RANDOM DELICATESSEN
musiche brutte
mercoledì 3 ottobre 2007
Mok Nok - Slugstorm (Smittekilde, 2007)
Come esordirebbe la Signorina Stecchinese, “oh ciao, non ci sentiamo da un sacco”. Ma d’accordo, in Rete tutto è eterno, quindi passo subito alle “nuove proposte”, e chiudiamola qui (l’intro petulante, intendo).

Allora, parliamo dei Mok Nok. Che sono un gruppo di casa Smittekilde, per cominciare. Anzi, sono il gruppo di casa Smittekilde, sorta di laboratorio/etichetta danese tenuto in piedi da Zven, direttamente da Copenaghen. In catalogo solita tonnellata (abbastanza contenuta, invero) di fanzine, libri serigrafati, edizioni limitate, poster e – ci mancherebbe – pure qualche disco. Intanto però vi consiglierei di partire da quel piccolo capolavoro che è il libro dedicato al “cibo per gatti”. I nostri amatissimi amici felini (io ne ho tre, mia madre quattro, mio padre nove, giuro) in realtà non ne escono tanto bene: più che altro le illustrazioni li raffigurano come sgorbi mostruosetti anzichenò, e non parliamo del cibo in questione, un tripudio di scatolette che di stampa in stampa si trasformano in osceni blob color merda. Ma dovevamo parlare dei Mok Nok, giusto.

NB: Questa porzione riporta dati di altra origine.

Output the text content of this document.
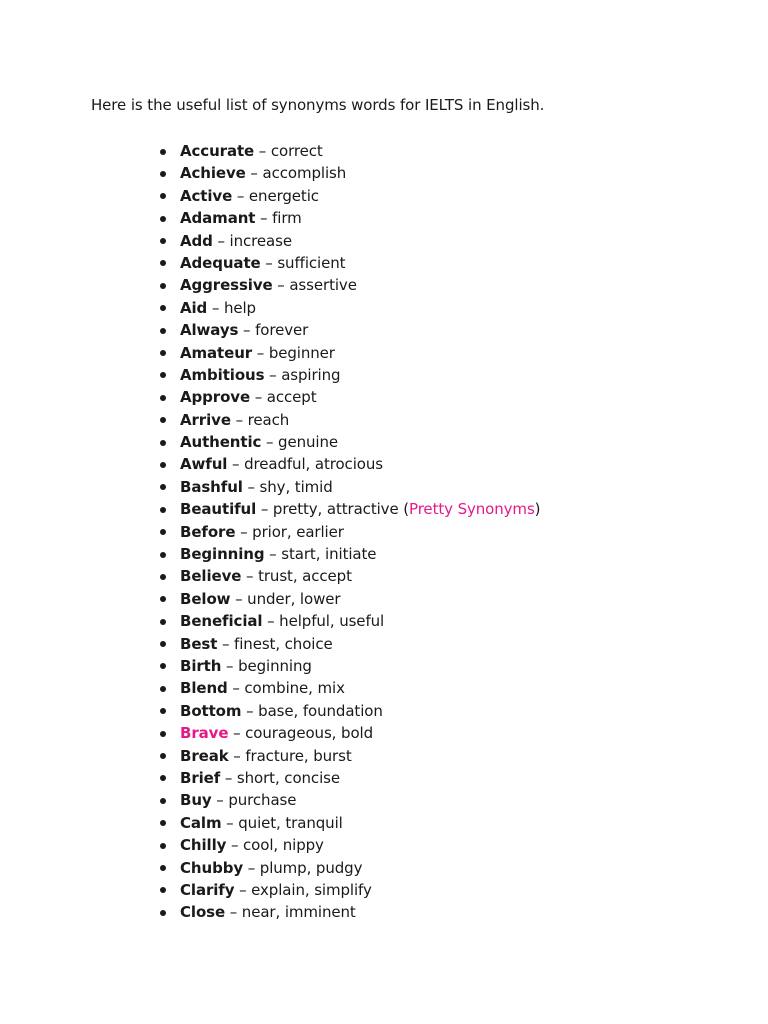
Here is the useful list of synonyms words for IELTS in English.
Accurate – correct
Achieve – accomplish
Active – energetic
Adamant – firm
Add – increase
Adequate – sufficient
Aggressive – assertive
Aid – help
Always – forever
Amateur – beginner
Ambitious – aspiring
Approve – accept
Arrive – reach
Authentic – genuine
Awful – dreadful, atrocious
Bashful – shy, timid
Beautiful – pretty, attractive (Pretty Synonyms)
Before – prior, earlier
Beginning – start, initiate
Believe – trust, accept
Below – under, lower
Beneficial – helpful, useful
Best – finest, choice
Birth – beginning
Blend – combine, mix
Bottom – base, foundation
Brave – courageous, bold
Break – fracture, burst
Brief – short, concise
Buy – purchase
Calm – quiet, tranquil
Chilly – cool, nippy
Chubby – plump, pudgy
Clarify – explain, simplify
Close – near, imminent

Dunque, il loro primo cd era un bell’esempio di pseudorock disarticolato con pure un’infamissima cover dei Velvet Underground. Questo secondo album, in rigorosa edizione vinilica, complica di molto la faccenda, fermo restando il mongolismo di base del duo (che oltre a Zven, contempla anche tale Soren).
Sostanzialmente si tratta di un freak-rock malaticcio e barcollante, che non infierisce mai e che piuttosto si tiene su binari weird-no-psichedelici, giusto per assecondare gli appassionati di lessico paramusicale. Certo, ogni tanto interviene qualche rasoiata a disturbare l’ascolto, ma la cosa interessante è che i brani sembrano sempre piuttosto “pensati”: forma e struttura degli stessi restano riconoscibilissime, l’improvvisazione occupa uno spazio si direbbe secondario, e a dominare è un sentimento stralunato, infantile, e un po’ acidello, ecco. Il paragone, sarà per la prossimità geografica, mi viene per esempio con l’ultimo Kemialliset Ystavat e relativo giro di assestamento finlandese: solo che qui il tutto è svolto in maniera “minore”, svogliata, direi pure dislessica. Gli strumenti sono abbastanza vari (oltre ai due Zven e Soren intervengono diversi altri collaboratori): violini e organetti accompagnano il consueto canovaccio chitarra/batteria, cosicché alla fine ne esce un suono colorato e piuttosto eterogeneo, che di tanto in tanto riesuma ascendenze kraute e pure qualche aspirazione free. La title-track in chiusura parte direttamente per la tangente Neu!, ed è anche il brano più lungo (dieci minuti), ma altrove affiora un chiaro spirito pop/sbilenco che fa di perle come Muzzleknines e Kuraku Naru Mae Ni dei piccoli anthem, perché no.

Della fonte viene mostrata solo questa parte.